Wednesday, however, a defense witness and lobbyist challenged that interpretation and today Mandel concurred with the lobbyist and said he spent most of the dinner with his friend Hess, talking about old legislative "battles."

for add 12 . . .

Of Nation Cohen, the prosecution witness who claimed that Mandel directed the session's vote-gaining strategy, the governor said: "He took little part (in the dinner conversation). I guess you'd say he was just not one of the boys with legislative background."

Mandel also claimed he did not actively support the bill until a House of Delegates committee "put some amendments back . . . to make it a true consolidation bill."

His interest in consolidation dated back to the '50s when he was a member of various commissions studying how to winnow the state's 11 tracks in surrounding states.

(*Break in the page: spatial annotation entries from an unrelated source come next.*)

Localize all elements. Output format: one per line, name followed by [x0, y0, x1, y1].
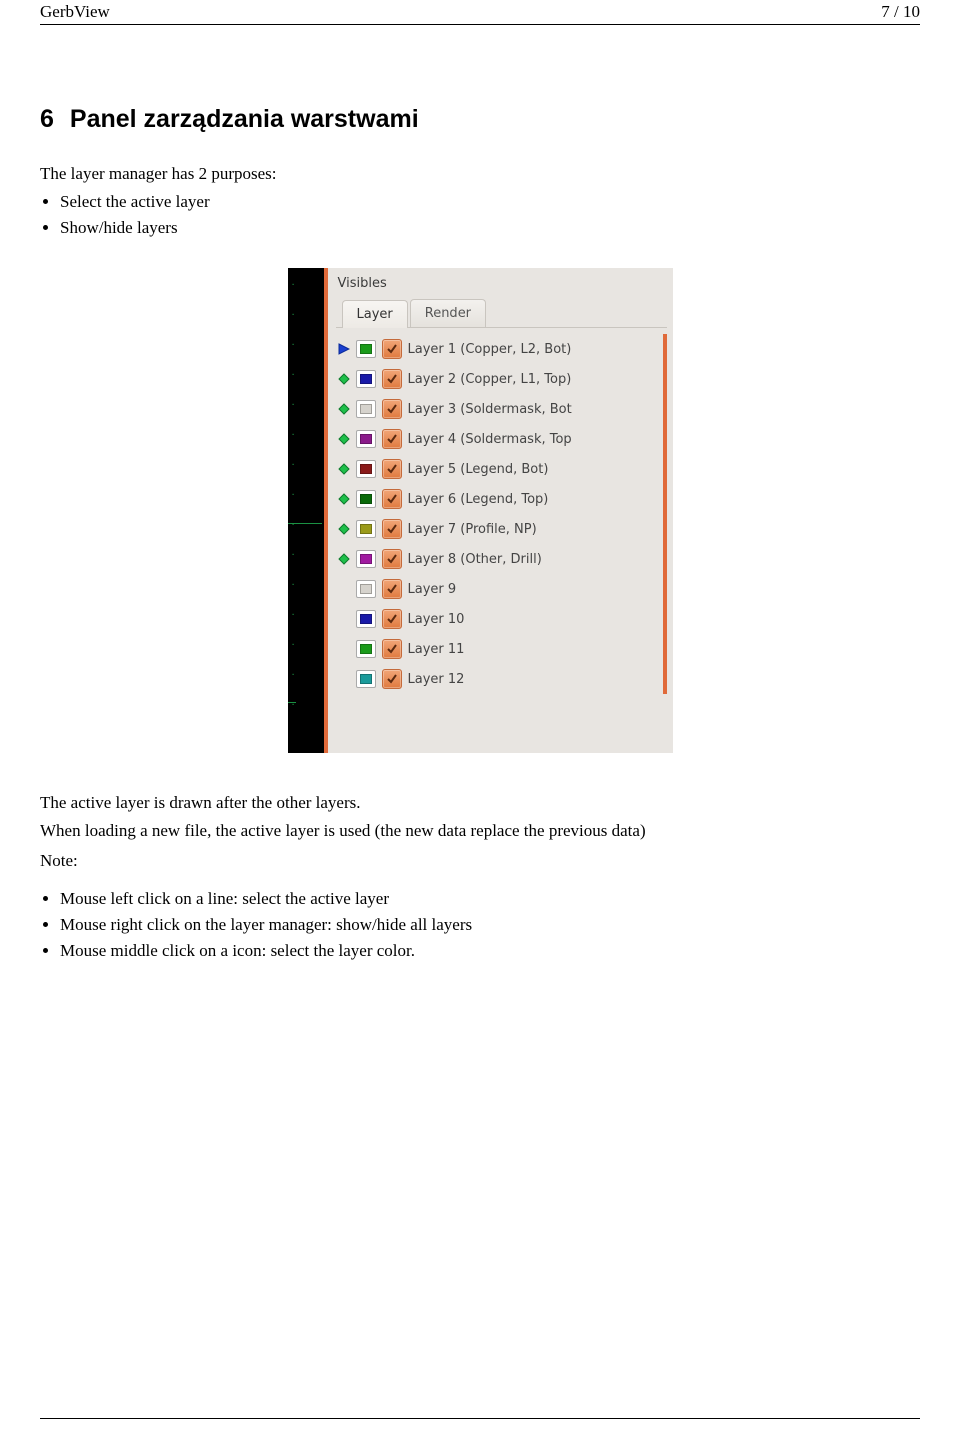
layer-label: Layer 12: [408, 672, 465, 687]
footer-rule: [40, 1418, 920, 1419]
layer-label: Layer 9: [408, 582, 457, 597]
layer-row[interactable]: Layer 8 (Other, Drill): [336, 544, 661, 574]
layer-diamond-icon: [338, 373, 350, 385]
list-item: Mouse middle click on a icon: select the…: [60, 941, 920, 961]
layer-diamond-icon: [338, 493, 350, 505]
list-item: Mouse right click on the layer manager: …: [60, 915, 920, 935]
intro-text: The layer manager has 2 purposes:: [40, 164, 920, 184]
screenshot: ... ... ... ... ... Visibles Layer Rende…: [40, 268, 920, 753]
layer-label: Layer 7 (Profile, NP): [408, 522, 537, 537]
doc-title: GerbView: [40, 2, 110, 22]
layer-row[interactable]: Layer 1 (Copper, L2, Bot): [336, 334, 661, 364]
layer-list: Layer 1 (Copper, L2, Bot) Layer 2 (Copper…: [336, 334, 667, 694]
layer-color-swatch[interactable]: [356, 370, 376, 388]
layer-diamond-icon: [338, 463, 350, 475]
tab-layer[interactable]: Layer: [342, 300, 408, 328]
layer-row[interactable]: Layer 6 (Legend, Top): [336, 484, 661, 514]
list-item: Show/hide layers: [60, 218, 920, 238]
layer-label: Layer 11: [408, 642, 465, 657]
list-item: Mouse left click on a line: select the a…: [60, 889, 920, 909]
layer-color-swatch[interactable]: [356, 400, 376, 418]
notes-list: Mouse left click on a line: select the a…: [40, 889, 920, 961]
layer-label: Layer 10: [408, 612, 465, 627]
layer-visibility-checkbox[interactable]: [382, 489, 402, 509]
layer-label: Layer 6 (Legend, Top): [408, 492, 549, 507]
layer-visibility-checkbox[interactable]: [382, 639, 402, 659]
layer-visibility-checkbox[interactable]: [382, 669, 402, 689]
layer-row[interactable]: Layer 4 (Soldermask, Top: [336, 424, 661, 454]
layer-color-swatch[interactable]: [356, 340, 376, 358]
section-title: Panel zarządzania warstwami: [70, 105, 419, 133]
layer-diamond-icon: [338, 433, 350, 445]
layer-color-swatch[interactable]: [356, 610, 376, 628]
layer-label: Layer 1 (Copper, L2, Bot): [408, 342, 572, 357]
layer-color-swatch[interactable]: [356, 550, 376, 568]
arrow-spacer: [338, 673, 350, 685]
page-number: 7 / 10: [881, 2, 920, 22]
layer-row[interactable]: Layer 3 (Soldermask, Bot: [336, 394, 661, 424]
layer-color-swatch[interactable]: [356, 460, 376, 478]
body-text: The active layer is drawn after the othe…: [40, 793, 920, 813]
note-label: Note:: [40, 851, 920, 871]
layer-row[interactable]: Layer 11: [336, 634, 661, 664]
layer-color-swatch[interactable]: [356, 490, 376, 508]
layer-visibility-checkbox[interactable]: [382, 549, 402, 569]
panel-title: Visibles: [336, 272, 667, 299]
layer-color-swatch[interactable]: [356, 580, 376, 598]
layer-visibility-checkbox[interactable]: [382, 579, 402, 599]
layer-row[interactable]: Layer 12: [336, 664, 661, 694]
arrow-spacer: [338, 583, 350, 595]
arrow-spacer: [338, 613, 350, 625]
layer-visibility-checkbox[interactable]: [382, 609, 402, 629]
section-heading: 6 Panel zarządzania warstwami: [40, 105, 920, 134]
layer-row[interactable]: Layer 2 (Copper, L1, Top): [336, 364, 661, 394]
layer-row[interactable]: Layer 10: [336, 604, 661, 634]
layer-label: Layer 2 (Copper, L1, Top): [408, 372, 572, 387]
layer-label: Layer 5 (Legend, Bot): [408, 462, 549, 477]
layer-color-swatch[interactable]: [356, 430, 376, 448]
layer-visibility-checkbox[interactable]: [382, 459, 402, 479]
purpose-list: Select the active layer Show/hide layers: [40, 192, 920, 238]
layer-visibility-checkbox[interactable]: [382, 519, 402, 539]
section-number: 6: [40, 105, 54, 133]
layer-label: Layer 4 (Soldermask, Top: [408, 432, 572, 447]
layer-row[interactable]: Layer 7 (Profile, NP): [336, 514, 661, 544]
layer-row[interactable]: Layer 9: [336, 574, 661, 604]
canvas-ruler: ... ... ... ... ...: [288, 268, 328, 753]
layer-visibility-checkbox[interactable]: [382, 429, 402, 449]
layer-visibility-checkbox[interactable]: [382, 369, 402, 389]
list-item: Select the active layer: [60, 192, 920, 212]
tabs: Layer Render: [336, 299, 667, 328]
layer-color-swatch[interactable]: [356, 670, 376, 688]
layer-label: Layer 8 (Other, Drill): [408, 552, 542, 567]
layer-color-swatch[interactable]: [356, 640, 376, 658]
layer-visibility-checkbox[interactable]: [382, 399, 402, 419]
layer-visibility-checkbox[interactable]: [382, 339, 402, 359]
layer-diamond-icon: [338, 403, 350, 415]
layer-label: Layer 3 (Soldermask, Bot: [408, 402, 572, 417]
layer-diamond-icon: [338, 523, 350, 535]
active-layer-arrow-icon: [338, 343, 350, 355]
layer-color-swatch[interactable]: [356, 520, 376, 538]
layer-row[interactable]: Layer 5 (Legend, Bot): [336, 454, 661, 484]
tab-render[interactable]: Render: [410, 299, 486, 327]
layer-diamond-icon: [338, 553, 350, 565]
body-text: When loading a new file, the active laye…: [40, 821, 920, 841]
arrow-spacer: [338, 643, 350, 655]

In those days the state's budget was $250 million and racetrack revenues were pretty substantial . . . now with a $3.5 billion budget they aren't quite as substantial," he said.

The governor's first day in te dock ended on an upbeat note for him, as he drew smiles and laughter from the jury describings his lifelong friendship with Kovens.

They grew up together, the governor said, and glancing at Kovens, added, "but I think he's a little older. He may not want to admit it, but he is." (Mandel is 57, Kovens 58).

Mandel also may have given a preview of how he expects to explain the gifts that prosecutors say were bribes that he accepted from the other defendants.

He recalled that he and his father were guests of Kovens at a hotel Kovens owned in Miami 20 years ago.

"It's that kind of a relationship. We have been many places together way before I was governor. way before I was speaker of the House. In fact, before I was in the legislature."

The two friends traveled often, to Cleveland to see a Colts-Brown football championship game, to World Series in New and elsewhere.

"Is it fair to say that as between the two of you. Mr. Kovens has been more successful financially?" Weiner asked, aware that Kovens net worth statement, admitted into evidence, showed a balance of about $9 million.

"If you move the little decimal point three places where the two zeroes are, that's where I am." Mandel said, and nearly everyone laughed.